Con fichas en algo viejo, apostar a lo nuevo

 

      Nuevas situaciones económico-sociales y cambios importantes en la conciencia política empujan hacia la formación de nuevas formas de organización, que es muy probable que coexistan durante un período con las viejas formas de organización o parte de ellas.

      No está claro si las nuevas formas de organización de los explotados va a ir de asambleas, piquetes, organizaciones combativas sindicales, autoconvocados u otras que surjan, hacia lo político; o si el proceso será a la inversa, donde el elemento más dinámico sea la creación de un gran movimiento político antimperialista, anticapitalista y antiburocrático.

      Este es un problema abierto. Y hay que tener una política que apunte hacia ambas hipótesis, que no son contradictorias sino, eventualmente, complementarias. En lo político, nuestra posición está plasmada en la resolución del congreso publicada en el Bandera Roja Nro. 56.

      Las nuevas formas de organización no van a ser el producto de alguna ingeniería bien intencionada o aparatezca de los revolucionarios sino el resultado de la lucha de clases y sus necesidades. Y cuando surjan, es necesario detectar el fenómeno e intervenir con todo en él, como hicimos rápidamente con las asambleas populares.

      Frente a esos nuevos fenómenos hay que huir, como de la peste, del impresionismo, de enamorarnos y desilusionarnos frente a sus vaivenes.

      El papel protagónico de las asambleas en la respuesta al asesinato de los piqueteros en junio, demuestra que algo que ha penetrado en la conciencia de una amplia vanguardia no puede ser borrado por ninguna aparateada de las muchas que hubo: es una marca indeleble en la conciencia de una amplia franja de vanguardia, cuyo nivel de militancia es zigzagueante, como es lógico en un proceso de esa magnitud.

      El conflicto de los autoconvocados docentes municipales de Mar del Plata va en el mismo sentido: en vez de 10 o 20 “autoconvocados” por movidas de aparato, se autoconvocaron genuinamente 400, y protagonizaron la lucha relatada en los números 57 y 58 de Bandera Roja. Más allá de su continuidad, deja una marca indeleble en la conciencia de cientos o miles de trabajadores.

 

Sindicatos y centros de estudiantes

 

      A diferencia de lo que dice la mayoría de los trotskistas, estoy convencido de que el problema de quién dirige (los sindicatos y/o los centros actuales) no es el único problema: es toda una estructura burocrática que hay que destruir, no se trata de un traje de confección que le queda bien a cualquiera, y a los revolucionarios también.

      La política es la que determina las formas de organización; y las formas de organización, a su vez, adquieren independencia relativa y sustentan una política de conciliación de clases para preservar el aparato y sus privilegios. La experiencia hecha en el MAS, cuando ganamos la dirección de la Uocra Neuquén en los ’80, fue la mejor demostración de que no hay posibilidades de “reformismo sindical”, incluso contando con grandes dirigentes como Alcides Christiansen y otros destacados compañeros.
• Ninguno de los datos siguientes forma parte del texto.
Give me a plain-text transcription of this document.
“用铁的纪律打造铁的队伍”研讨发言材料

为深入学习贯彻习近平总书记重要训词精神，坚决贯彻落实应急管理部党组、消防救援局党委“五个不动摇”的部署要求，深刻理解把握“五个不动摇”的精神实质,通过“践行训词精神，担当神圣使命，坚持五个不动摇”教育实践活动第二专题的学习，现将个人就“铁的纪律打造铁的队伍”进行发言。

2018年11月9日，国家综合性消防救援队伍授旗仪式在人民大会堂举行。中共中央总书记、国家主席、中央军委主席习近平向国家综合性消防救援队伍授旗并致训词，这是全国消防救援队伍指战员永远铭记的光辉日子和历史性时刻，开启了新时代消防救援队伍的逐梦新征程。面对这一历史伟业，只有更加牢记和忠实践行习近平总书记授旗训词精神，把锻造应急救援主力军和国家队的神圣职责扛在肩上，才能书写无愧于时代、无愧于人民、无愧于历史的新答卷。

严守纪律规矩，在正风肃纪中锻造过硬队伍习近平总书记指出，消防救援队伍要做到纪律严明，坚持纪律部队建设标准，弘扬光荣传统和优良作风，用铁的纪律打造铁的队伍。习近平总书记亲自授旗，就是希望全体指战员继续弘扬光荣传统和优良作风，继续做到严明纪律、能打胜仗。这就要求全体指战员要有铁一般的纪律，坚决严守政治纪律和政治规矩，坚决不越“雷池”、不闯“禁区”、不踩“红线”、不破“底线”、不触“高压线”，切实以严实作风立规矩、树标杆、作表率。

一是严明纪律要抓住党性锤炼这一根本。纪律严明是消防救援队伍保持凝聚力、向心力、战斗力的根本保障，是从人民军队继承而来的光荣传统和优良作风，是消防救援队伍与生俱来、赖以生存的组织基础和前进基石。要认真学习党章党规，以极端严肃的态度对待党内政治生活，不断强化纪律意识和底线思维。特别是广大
Vino la intervención de Gerardo Martínez y no había habido previamente una política de proyectar desde Neuquén una corriente revolucionaria en la Patagonia, e incluso extenderse a escala nacional, superando los déficit del Sitrac-Sitram.

      Es posible que igual se hubiera perdido, pero se habría alumbrado una experiencia que dejara huella en una amplia franja del movimiento trabajador, y no un simple aborto del imaginario embarazo de lograr una “administración democrática y combativa” del viejo aparato burocrático.

      En la actualidad, las conclusiones que se pueden sacar de esa experiencia se potencian descomunalmente pasada la década del ’90, y con el vaciamiento de los sindicatos simbolizado en que, por primera vez desde el 17 de octubre de 1945, grandes hechos como los del 19-20 de diciembre, no tuvieron como protagonista a la CGT. Por el contrario, la CGT en todas sus variantes estuvo en la vereda opuesta a la del pueblo rebelde.

      Con las obvias diferencias entre el trabajo sindical, el estudiantil y el de las asambleas, los piquetes u otras formas de organización, creemos que mantienen vigencia las apreciaciones que venimos publicando sobre estos temas, en particular los publicados este año.